If your home needs a new heating system, a fuel oil furnace can be a powerful, safe, and reliable choice. These furnaces are cheaper to operate than most gas and electric furnaces, and because fuel oil contains large amounts of embodied energy, they can heat up your home very quickly during the frigid winter months.
However, many oil furnaces (especially cheaper models) waste a significant amount of the oil they consume and are not particularly energy-efficient. If you want to enjoy the benefits of installing a powerful oil furnace, but also want your furnace to be energy-efficient and eco-friendly, look for a furnace with the following features.
A High AFUE Rating
Every oil furnace is given an Annual Fuel Utilization Efficiency Rating, or AFUE, before it can be sold to a consumer. This rating is expressed as a percentage, and can tell you how much of the fuel oil you put into the furnace will be converted into usable heat. The remaining percentage of burned oil is lost as waste heat, which escapes through the furnace's chimney and/or venting.
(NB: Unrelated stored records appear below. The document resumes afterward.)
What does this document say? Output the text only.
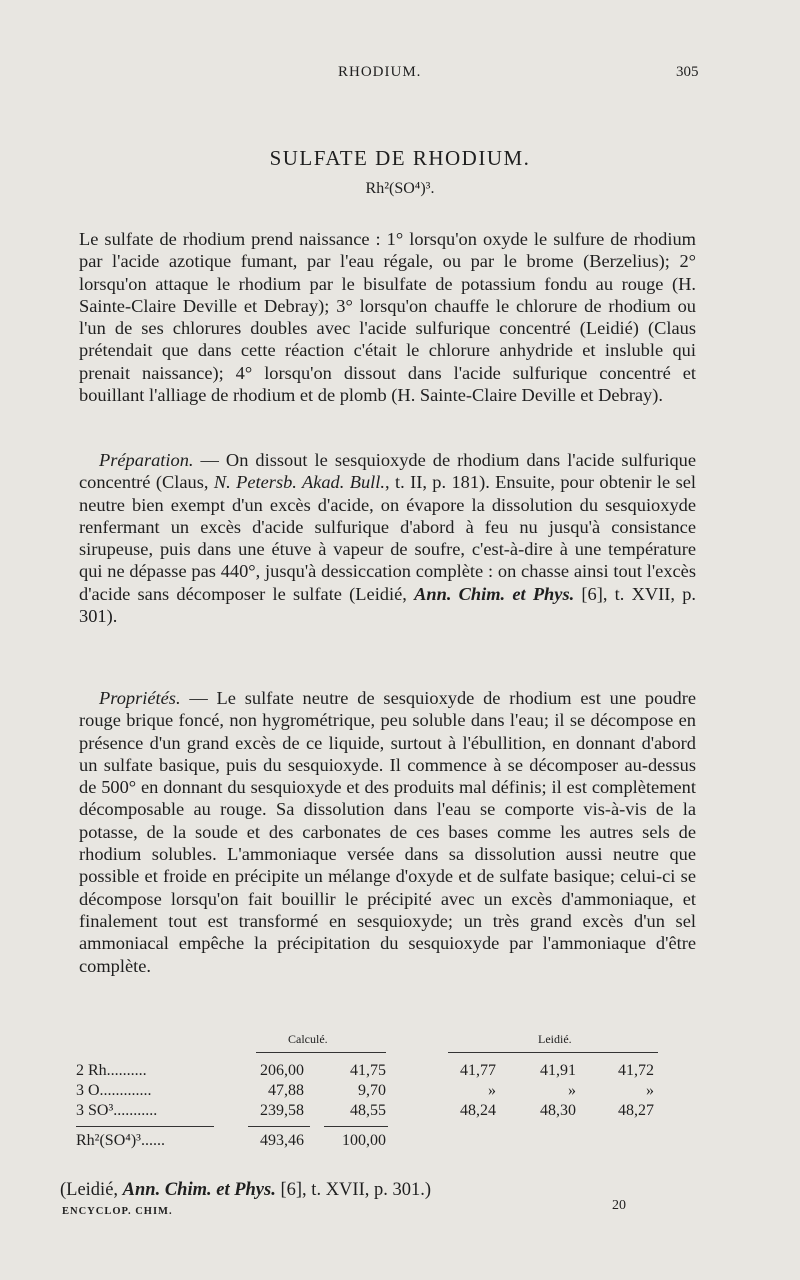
RHODIUM.	305
SULFATE DE RHODIUM.
Rh²(SO⁴)³.

Le sulfate de rhodium prend naissance : 1° lorsqu'on oxyde le sulfure de rhodium par l'acide azotique fumant, par l'eau régale, ou par le brome (Berzelius); 2° lorsqu'on attaque le rhodium par le bisulfate de potassium fondu au rouge (H. Sainte-Claire Deville et Debray); 3° lorsqu'on chauffe le chlorure de rhodium ou l'un de ses chlorures doubles avec l'acide sulfurique concentré (Leidié) (Claus prétendait que dans cette réaction c'était le chlorure anhydride et insluble qui prenait naissance); 4° lorsqu'on dissout dans l'acide sulfurique concentré et bouillant l'alliage de rhodium et de plomb (H. Sainte-Claire Deville et Debray).

Préparation. — On dissout le sesquioxyde de rhodium dans l'acide sulfurique concentré (Claus, N. Petersb. Akad. Bull., t. II, p. 181). Ensuite, pour obtenir le sel neutre bien exempt d'un excès d'acide, on évapore la dissolution du sesquioxyde renfermant un excès d'acide sulfurique d'abord à feu nu jusqu'à consistance sirupeuse, puis dans une étuve à vapeur de soufre, c'est-à-dire à une température qui ne dépasse pas 440°, jusqu'à dessiccation complète : on chasse ainsi tout l'excès d'acide sans décomposer le sulfate (Leidié, Ann. Chim. et Phys. [6], t. XVII, p. 301).

Propriétés. — Le sulfate neutre de sesquioxyde de rhodium est une poudre rouge brique foncé, non hygrométrique, peu soluble dans l'eau; il se décompose en présence d'un grand excès de ce liquide, surtout à l'ébullition, en donnant d'abord un sulfate basique, puis du sesquioxyde. Il commence à se décomposer au-dessus de 500° en donnant du sesquioxyde et des produits mal définis; il est complètement décomposable au rouge. Sa dissolution dans l'eau se comporte vis-à-vis de la potasse, de la soude et des carbonates de ces bases comme les autres sels de rhodium solubles. L'ammoniaque versée dans sa dissolution aussi neutre que possible et froide en précipite un mélange d'oxyde et de sulfate basique; celui-ci se décompose lorsqu'on fait bouillir le précipité avec un excès d'ammoniaque, et finalement tout est transformé en sesquioxyde; un très grand excès d'un sel ammoniacal empêche la précipitation du sesquioxyde par l'ammoniaque d'être complète.

Calculé.	Leidié.
2 Rh..........	206,00	41,75	41,77	41,91	41,72
3 O.............	47,88	9,70	»	»	»
3 SO³...........	239,58	48,55	48,24	48,30	48,27
Rh²(SO⁴)³......	493,46	100,00
(Leidié, Ann. Chim. et Phys. [6], t. XVII, p. 301.)
ENCYCLOP. CHIM.	20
An 84% AFUE rating is the legal minimum for residential oil furnaces, and you should never purchase any oil furnace with a lower rating. However, you should not settle for an 84% AFUE rating if you can afford a more efficient furnace. Bear in mind that furnaces with higher AFUE ratings require less oil to heat your home, so spending more on an efficient furnace will lead to lower long-term running costs.
Many modern oil furnaces can achieve up to a 90% AFUE rating. This rivals most modern natural gas furnaces in terms of overall efficiency, but a high-efficiency oil furnace usually costs considerably less than a gas-fired alternative.
You may be tempted to buy the biggest and most powerful oil furnace you can afford, to heat your home as quickly as possible. However, an oversized furnace will consume far more oil than necessary to provide adequate heating. Before you purchase any furnace, you should have a professional HVAC service perform a heat loss calculation on your home, to determine how much heating power you actually need.
Condensing oil furnaces are harder to find than conventional oil furnaces, but these highly efficient furnaces can be a valuable addition to your home. These unique furnaces contain multiple heat exchangers and can achieve AFUE ratings of up to 95%, making them some of the most energy-efficient furnaces available today.
There is, however, a downside to condensing oil furnaces. The byproducts created by their unique combustion processes are highly acidic and can cause the furnace to corrode and wear out more quickly than a conventional oil furnace. Condensing oil furnaces with stainless steel construction can be expensive, but are more resistant to corrosion.